Blackman v. SSRN, Round 3: “My Own Theory of the Law” Re-Exiled to SSRN Purgatory

December 4th, 2012

On November 27, 2012 SSRN exiled my article, “My Own Theory of the Law” (a critical commentary on Orin Kerr’s “Theory of Law”) to the land of “privately available articles.”

I resubmitted it that day, with further justification of why it meets the criteria for a publicly available article. Here was my comment:

Hello, This is a piece of scholarly satire. Orin Kerr published a piece in the Green Bag offering an easy way to support any footnote: http://www.greenbag.org/v16n1/v16n1_ex_post_kerr.pdf The Green Bag is hosting a Micro-Symposium on Kerr’s article. http://www.volokh.com/2012/11/26/call-for-papers-micro-symposium-on-a-theory-of-law/ I have been asked to contribute to this symposium. Please leave this article as publicly available. See footnote 1 🙂 Thanks, Josh

Today, SSRN responded to my request–but with two caveats.

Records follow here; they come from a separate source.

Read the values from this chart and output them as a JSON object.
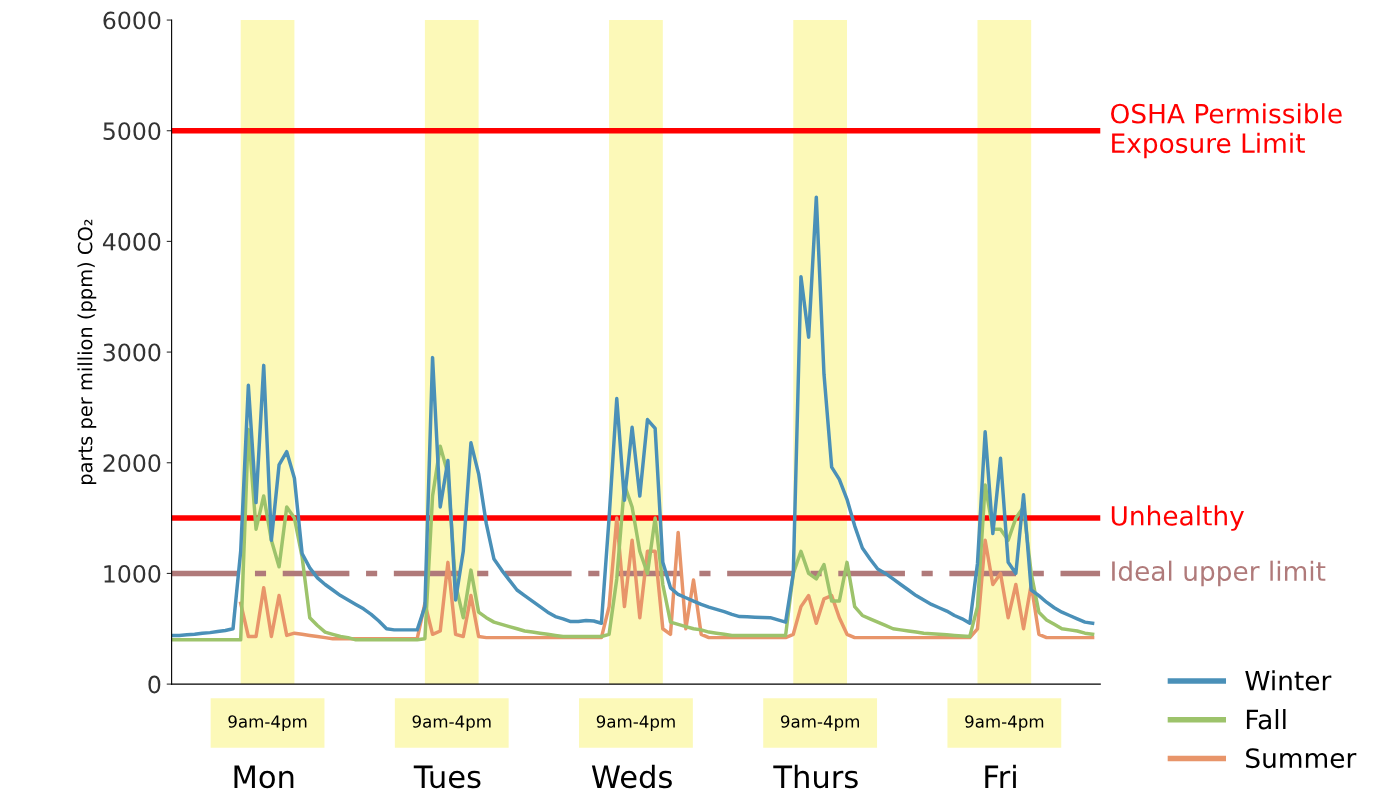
{
  "chart_data": {
    "type": "line",
    "ylabel": "parts per million (ppm) CO₂",
    "categories": [
      null,
      null,
      null,
      null,
      null,
      null,
      null,
      null,
      null,
      null,
      null,
      null,
      "Mon",
      null,
      null,
      null,
      null,
      null,
      null,
      null,
      null,
      null,
      null,
      null,
      null,
      null,
      null,
      null,
      null,
      null,
      null,
      null,
      null,
      null,
      null,
      null,
      "Tues",
      null,
      null,
      null,
      null,
      null,
      null,
      null,
      null,
      null,
      null,
      null,
      null,
      null,
      null,
      null,
      null,
      null,
      null,
      null,
      null,
      null,
      null,
      null,
      "Weds",
      null,
      null,
      null,
      null,
      null,
      null,
      null,
      null,
      null,
      null,
      null,
      null,
      null,
      null,
      null,
      null,
      null,
      null,
      null,
      null,
      null,
      null,
      null,
      "Thurs",
      null,
      null,
      null,
      null,
      null,
      null,
      null,
      null,
      null,
      null,
      null,
      null,
      null,
      null,
      null,
      null,
      null,
      null,
      null,
      null,
      null,
      null,
      null,
      "Fri",
      null,
      null,
      null,
      null,
      null,
      null,
      null,
      null,
      null,
      null,
      null,
      null
    ],
    "ylim": [
      0,
      6000
    ],
    "yticks": [
      0,
      1000,
      2000,
      3000,
      4000,
      5000,
      6000
    ],
    "grid": false,
    "legend": "bottom right",
    "line_style": "solid",
    "marker": "none",
    "annotations": [
      "9am-4pm",
      "9am-4pm",
      "9am-4pm",
      "9am-4pm",
      "9am-4pm"
    ],
    "ref_lines": [
      {
        "axis": "y",
        "value": 5000,
        "label": "OSHA Permissible Exposure Limit",
        "color": "#ff0000",
        "line_style": "solid"
      },
      {
        "axis": "y",
        "value": 1500,
        "label": "Unhealthy",
        "color": "#ff0000",
        "line_style": "solid"
      },
      {
        "axis": "y",
        "value": 1000,
        "label": "Ideal upper limit",
        "color": "#b07a7a",
        "line_style": "dashed"
      }
    ],
    "series": [
      {
        "name": "Summer",
        "color": "#e8956a",
        "values": [
          null,
          null,
          null,
          null,
          null,
          null,
          null,
          null,
          null,
          730,
          430,
          430,
          870,
          430,
          800,
          440,
          460,
          450,
          440,
          430,
          420,
          410,
          410,
          410,
          410,
          410,
          410,
          410,
          410,
          410,
          410,
          410,
          410,
          730,
          450,
          480,
          1100,
          450,
          430,
          800,
          430,
          420,
          420,
          420,
          420,
          420,
          420,
          420,
          420,
          420,
          420,
          420,
          420,
          420,
          420,
          420,
          420,
          700,
          1500,
          700,
          1300,
          600,
          1200,
          1200,
          500,
          450,
          1370,
          500,
          940,
          450,
          420,
          420,
          420,
          420,
          420,
          420,
          420,
          420,
          420,
          420,
          420,
          450,
          700,
          800,
          550,
          770,
          800,
          600,
          450,
          420,
          420,
          420,
          420,
          420,
          420,
          420,
          420,
          420,
          420,
          420,
          420,
          420,
          420,
          420,
          420,
          500,
          1300,
          900,
          1000,
          600,
          900,
          500,
          900,
          450,
          420,
          420,
          420,
          420,
          420,
          420,
          420
        ]
      },
      {
        "name": "Fall",
        "color": "#9dc36b",
        "values": [
          400,
          400,
          400,
          400,
          400,
          400,
          400,
          400,
          400,
          400,
          2300,
          1400,
          1700,
          1300,
          1060,
          1600,
          1500,
          1150,
          600,
          530,
          470,
          450,
          430,
          420,
          400,
          400,
          400,
          400,
          400,
          400,
          400,
          400,
          400,
          410,
          1700,
          2150,
          1900,
          900,
          600,
          1030,
          650,
          600,
          560,
          540,
          520,
          500,
          480,
          470,
          460,
          450,
          440,
          430,
          430,
          430,
          430,
          430,
          430,
          450,
          950,
          1800,
          1600,
          1200,
          1000,
          1500,
          900,
          560,
          540,
          520,
          500,
          490,
          470,
          460,
          450,
          440,
          440,
          440,
          440,
          440,
          440,
          440,
          440,
          1000,
          1200,
          1000,
          950,
          1080,
          750,
          750,
          1100,
          700,
          620,
          590,
          560,
          530,
          500,
          490,
          480,
          470,
          460,
          455,
          450,
          445,
          440,
          435,
          430,
          700,
          1800,
          1400,
          1400,
          1300,
          1500,
          1600,
          1000,
          650,
          580,
          540,
          500,
          490,
          480,
          460,
          450
        ]
      },
      {
        "name": "Winter",
        "color": "#4a90b8",
        "values": [
          440,
          440,
          445,
          450,
          460,
          465,
          475,
          485,
          500,
          1200,
          2700,
          1640,
          2880,
          1300,
          1980,
          2100,
          1860,
          1180,
          1050,
          960,
          900,
          850,
          800,
          760,
          720,
          680,
          630,
          570,
          500,
          490,
          490,
          490,
          490,
          700,
          2950,
          1600,
          2020,
          760,
          1200,
          2180,
          1900,
          1450,
          1130,
          1030,
          940,
          850,
          800,
          750,
          700,
          650,
          610,
          590,
          565,
          565,
          575,
          570,
          550,
          1500,
          2580,
          1660,
          2320,
          1700,
          2390,
          2310,
          1100,
          870,
          810,
          780,
          750,
          720,
          695,
          675,
          655,
          630,
          610,
          608,
          605,
          602,
          600,
          580,
          560,
          1000,
          3680,
          3135,
          4400,
          2800,
          1960,
          1850,
          1670,
          1430,
          1230,
          1130,
          1040,
          1000,
          950,
          900,
          850,
          800,
          760,
          720,
          690,
          660,
          620,
          590,
          550,
          1090,
          2280,
          1360,
          2040,
          1100,
          1000,
          1710,
          850,
          800,
          740,
          690,
          650,
          620,
          590,
          560,
          550
        ]
      }
    ]
  }
}
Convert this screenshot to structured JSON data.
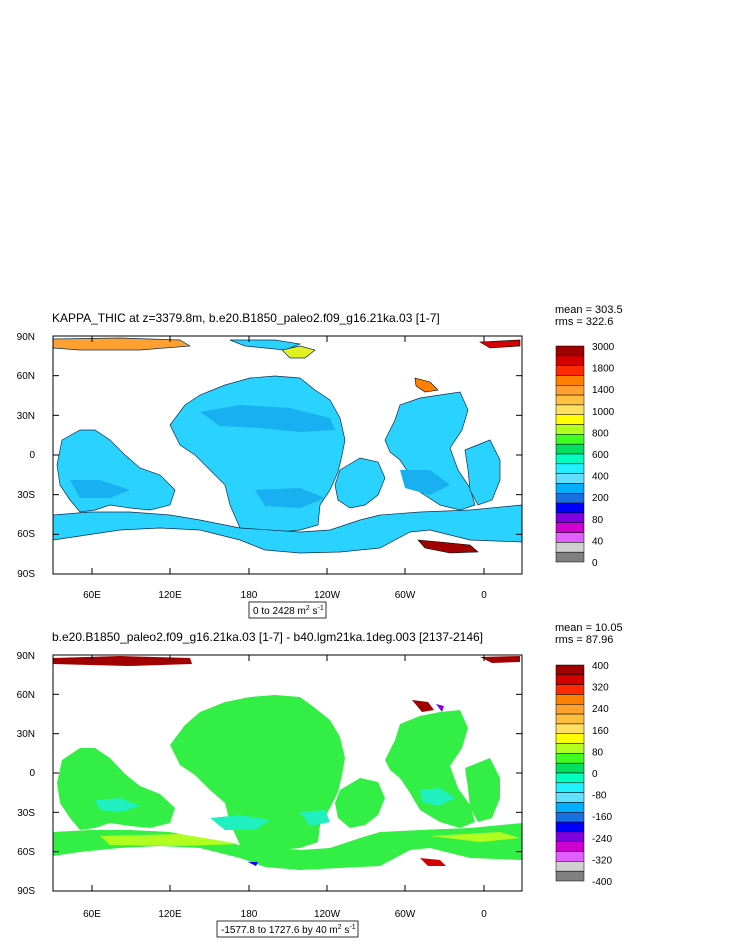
{
  "chart_data": [
    {
      "type": "heatmap",
      "title": "KAPPA_THIC at z=3379.8m, b.e20.B1850_paleo2.f09_g16.21ka.03 [1-7]",
      "stats": {
        "mean": "mean = 303.5",
        "rms": "rms = 322.6"
      },
      "range_label": {
        "prefix": "0 to 2428 m",
        "sup1": "2",
        "mid": " s",
        "sup2": "-1"
      },
      "y_ticks": [
        "90N",
        "60N",
        "30N",
        "0",
        "30S",
        "60S",
        "90S"
      ],
      "x_ticks": [
        "60E",
        "120E",
        "180",
        "120W",
        "60W",
        "0"
      ],
      "colorbar": {
        "labels": [
          "3000",
          "1800",
          "1400",
          "1000",
          "800",
          "600",
          "400",
          "200",
          "80",
          "40",
          "0"
        ],
        "colors": [
          "#a00000",
          "#d40000",
          "#ff2a00",
          "#ff7f00",
          "#ffa030",
          "#ffc040",
          "#ffe060",
          "#ffff00",
          "#b0ff20",
          "#40ff20",
          "#00e060",
          "#00ffc0",
          "#20f0ff",
          "#60dfff",
          "#00b0ff",
          "#1870e0",
          "#0000ff",
          "#8000e0",
          "#d000d0",
          "#e060ff",
          "#d0d0d0",
          "#808080"
        ]
      }
    },
    {
      "type": "heatmap",
      "title": "b.e20.B1850_paleo2.f09_g16.21ka.03 [1-7] - b40.lgm21ka.1deg.003 [2137-2146]",
      "stats": {
        "mean": "mean = 10.05",
        "rms": "rms = 87.96"
      },
      "range_label": {
        "prefix": "-1577.8 to 1727.6 by 40 m",
        "sup1": "2",
        "mid": " s",
        "sup2": "-1"
      },
      "y_ticks": [
        "90N",
        "60N",
        "30N",
        "0",
        "30S",
        "60S",
        "90S"
      ],
      "x_ticks": [
        "60E",
        "120E",
        "180",
        "120W",
        "60W",
        "0"
      ],
      "colorbar": {
        "labels": [
          "400",
          "320",
          "240",
          "160",
          "80",
          "0",
          "-80",
          "-160",
          "-240",
          "-320",
          "-400"
        ],
        "colors": [
          "#a00000",
          "#d40000",
          "#ff2a00",
          "#ff7f00",
          "#ffa030",
          "#ffc040",
          "#ffe060",
          "#ffff00",
          "#b0ff20",
          "#40ff20",
          "#00e060",
          "#00ffc0",
          "#20f0ff",
          "#60dfff",
          "#00b0ff",
          "#1870e0",
          "#0000ff",
          "#8000e0",
          "#d000d0",
          "#e060ff",
          "#d0d0d0",
          "#808080"
        ]
      }
    }
  ],
  "colors": {
    "ocean_top": "#2ad2ff",
    "ocean_top_dark": "#18b0f0",
    "ocean_bottom": "#33ee44",
    "ocean_bottom_cyan": "#20f0c0"
  }
}
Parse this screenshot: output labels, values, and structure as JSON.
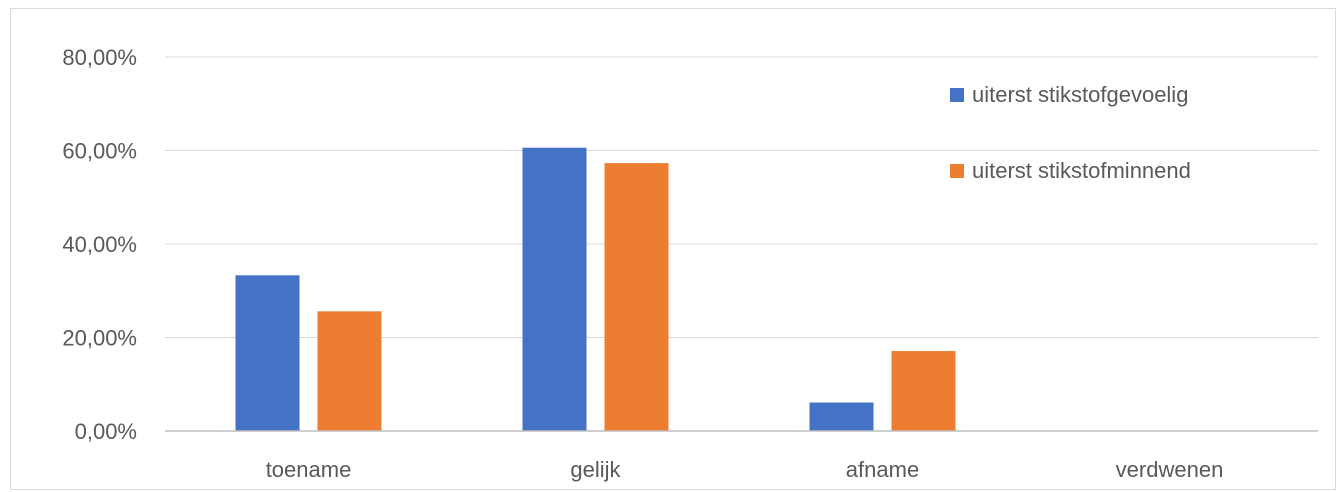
{
  "chart_data": {
    "type": "bar",
    "categories": [
      "toename",
      "gelijk",
      "afname",
      "verdwenen"
    ],
    "series": [
      {
        "name": "uiterst stikstofgevoelig",
        "color": "#4472C4",
        "values": [
          33.3,
          60.6,
          6.1,
          0
        ]
      },
      {
        "name": "uiterst stikstofminnend",
        "color": "#ED7D31",
        "values": [
          25.6,
          57.3,
          17.1,
          0
        ]
      }
    ],
    "y_ticks": [
      "0,00%",
      "20,00%",
      "40,00%",
      "60,00%",
      "80,00%"
    ],
    "ylim": [
      0,
      80
    ],
    "grid": true,
    "legend_position": "top-right",
    "gridline_color": "#d9d9d9",
    "axis_color": "#bfbfbf"
  }
}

First, SSRN approved my paper to be publicly available as a form of “satire.”

We have accepted your paper to appear in the “Other Papers” section of your Author Page, which is where opinion, advocacy and satirical papers are displayed as per SSRN policy. It will not be searchable by the SSRN eLibrary search engine but will be searchable by public search engines, and you may share the URL.

Satire? Comments make like these make me think all of scholarship is simply just a joke–not the least of which Orin’s seminal article.

But the second comment is where things get fun.

The only PDF file that SSRN allows to be attached to a submission is one which includes the full text of the paper or papers described by the abstract. The PDF file attached to this submission does not fulfill that requirement and has been removed. To include a PDF for download, please revise and upload a full-text PDF at your convenience.

“My theory of the law” most definitely included the full text of the paper. Here is a screenshot:

That is the “full text of the paper.” There’s a title, notation of the author, body of the article, and support below the line (in proper Bluebook formatting might I add). What more could there be?

But let’s break this decision down. Not since King Solomon has there been a more noble attempt to cut the scholarly baby. In a holding worthy of John Roberts, SSRN said my paper can be publicly available, but my paper will not be available for download. This saving construction allowed SSRN to take the right stand on promoting the free distribution of paper, but ultimately my challenge failed. Maybe I’ll write about SSRN’s use of the avoidance canon in publication decisions.

I’m not done here. Necessity is the mother of invention. I’ve spent some time mulling over my changes, and resubmitted my article, a third time.

Here is the opening (and closing):

A theory of law is only as theoretical as the theory that supports it.1

1.  See generally Orin S. Kerr, A Theory of Law, 16 GREEN BAG 2D 111 (2012). This article meets the criteria set by SSRN for public availability, see id.

I added this comment:

Thank you for your consideration of my previous paper. I trust this paper will meet all of your requirements. (See footnote 1).

I considered submitting my paper to Law & Society or the AALS Hot Topics panel, but I don’t it would have been considered in time.

Let’s see if this works.

I would note that this article has nearly 3,000 abstract views (currently ranked 3rd on my list of papers).